Age at diagnosis was defined as age at first melanoma diagnosis for subjects with single primary melanoma and age at most recent diagnosis for subjects with multiple primary melanoma. A multiplicative age-sex interaction term was included in all models to control for potential confounding effects in recognition of the fact that the age incidence curves for melanoma are markedly different for males versus females.
Sun exposure variables were dichotomized using cut points based on the exposure distribution in all subjects combined. Phenotypic and demographic covariates were similarly categorized based on their distributions.
Study center was included as a covariate in all models to account for unmeasured differences among populations; control for study center has been demonstrated to adequately control for ancestry in these data (R. Millikan, personal communication). Conventional methods of analysis for case-control studies were followed. Individuals who developed a second primary melanoma during the ascertainment period were treated as both cases and controls. Descriptive statistics stratified by case status were calculated for all VDR genotypes, sun exposure variables, and phenotypic and demographic characteristics.
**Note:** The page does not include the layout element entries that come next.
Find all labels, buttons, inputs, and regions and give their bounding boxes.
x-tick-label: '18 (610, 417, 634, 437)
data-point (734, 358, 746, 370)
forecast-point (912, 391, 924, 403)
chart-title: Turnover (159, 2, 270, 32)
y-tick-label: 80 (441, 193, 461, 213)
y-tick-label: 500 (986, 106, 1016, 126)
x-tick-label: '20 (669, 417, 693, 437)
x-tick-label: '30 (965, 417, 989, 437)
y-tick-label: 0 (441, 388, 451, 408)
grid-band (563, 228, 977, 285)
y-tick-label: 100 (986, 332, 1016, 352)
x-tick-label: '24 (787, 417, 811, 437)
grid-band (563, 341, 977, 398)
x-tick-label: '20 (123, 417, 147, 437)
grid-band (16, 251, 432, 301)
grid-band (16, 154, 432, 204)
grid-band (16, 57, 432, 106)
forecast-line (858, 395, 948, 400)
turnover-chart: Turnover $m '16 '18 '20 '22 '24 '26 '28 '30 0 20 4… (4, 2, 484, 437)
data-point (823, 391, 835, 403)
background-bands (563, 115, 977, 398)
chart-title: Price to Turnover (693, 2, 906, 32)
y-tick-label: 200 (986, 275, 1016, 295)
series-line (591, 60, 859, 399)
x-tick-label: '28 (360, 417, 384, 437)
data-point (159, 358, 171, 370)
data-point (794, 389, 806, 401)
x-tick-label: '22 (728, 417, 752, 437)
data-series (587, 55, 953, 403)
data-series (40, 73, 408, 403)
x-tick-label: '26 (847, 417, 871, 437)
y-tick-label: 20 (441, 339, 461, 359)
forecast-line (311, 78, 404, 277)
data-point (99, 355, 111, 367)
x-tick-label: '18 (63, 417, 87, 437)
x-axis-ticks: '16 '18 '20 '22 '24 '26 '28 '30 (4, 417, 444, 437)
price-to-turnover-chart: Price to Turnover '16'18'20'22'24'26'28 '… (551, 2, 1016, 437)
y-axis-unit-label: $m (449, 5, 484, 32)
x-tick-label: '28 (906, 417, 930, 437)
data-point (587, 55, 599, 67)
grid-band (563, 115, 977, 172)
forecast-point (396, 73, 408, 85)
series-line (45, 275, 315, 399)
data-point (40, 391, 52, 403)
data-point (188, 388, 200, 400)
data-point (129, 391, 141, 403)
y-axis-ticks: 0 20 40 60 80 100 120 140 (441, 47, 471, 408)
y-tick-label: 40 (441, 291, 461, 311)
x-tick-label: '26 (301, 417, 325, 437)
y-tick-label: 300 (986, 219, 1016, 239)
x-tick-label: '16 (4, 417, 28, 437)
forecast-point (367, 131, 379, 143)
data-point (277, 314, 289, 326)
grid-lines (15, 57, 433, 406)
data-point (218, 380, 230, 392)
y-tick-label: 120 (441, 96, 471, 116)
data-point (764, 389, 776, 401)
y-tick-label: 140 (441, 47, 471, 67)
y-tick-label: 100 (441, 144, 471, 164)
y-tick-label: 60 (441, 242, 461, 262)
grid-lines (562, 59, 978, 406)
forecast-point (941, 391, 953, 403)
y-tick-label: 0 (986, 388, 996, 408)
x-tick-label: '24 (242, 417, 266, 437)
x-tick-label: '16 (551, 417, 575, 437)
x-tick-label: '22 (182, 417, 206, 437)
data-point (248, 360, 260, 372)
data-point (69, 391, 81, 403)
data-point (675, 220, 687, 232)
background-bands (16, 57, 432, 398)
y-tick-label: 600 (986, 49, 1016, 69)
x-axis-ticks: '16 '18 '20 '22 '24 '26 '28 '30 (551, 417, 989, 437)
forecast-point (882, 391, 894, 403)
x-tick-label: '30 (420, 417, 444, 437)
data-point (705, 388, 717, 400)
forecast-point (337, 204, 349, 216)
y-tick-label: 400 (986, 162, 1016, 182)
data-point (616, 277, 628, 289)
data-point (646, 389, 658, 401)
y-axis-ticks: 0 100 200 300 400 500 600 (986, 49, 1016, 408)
Chi-square testing was performed to ensure that genotype frequencies did not differ greatly from those expected under Hardy-Weinberg equilibrium (HWE).
Unconditional logistic regression was used to estimate odds ratios for multiple primary melanoma and each VDR genotypic and sun exposure covariate separately, controlling for age, sex, a sex-age interaction and center. Ability to tan was included as a measure of phenotypic susceptibility, and family history was included because of the large difference between cases and controls in its prevalence. All three genotypes were incorporated into the model together, with homozygous wildtype genotypes chosen as the referent (FF for FokI and bb for BsmI). To test for the relationship between the VDR gene variants and sun exposure, separate models for each of the genetic variants (FokI, BsmI) and each of the sun exposure measures were constructed. Main effects, stratified and joint effects analyses were conducted. Interactions were identified using a likelihood ratio test at the alpha 0.1 level. Significance tests were two-sided and a Pvalue of less than 0.05 was considered significant.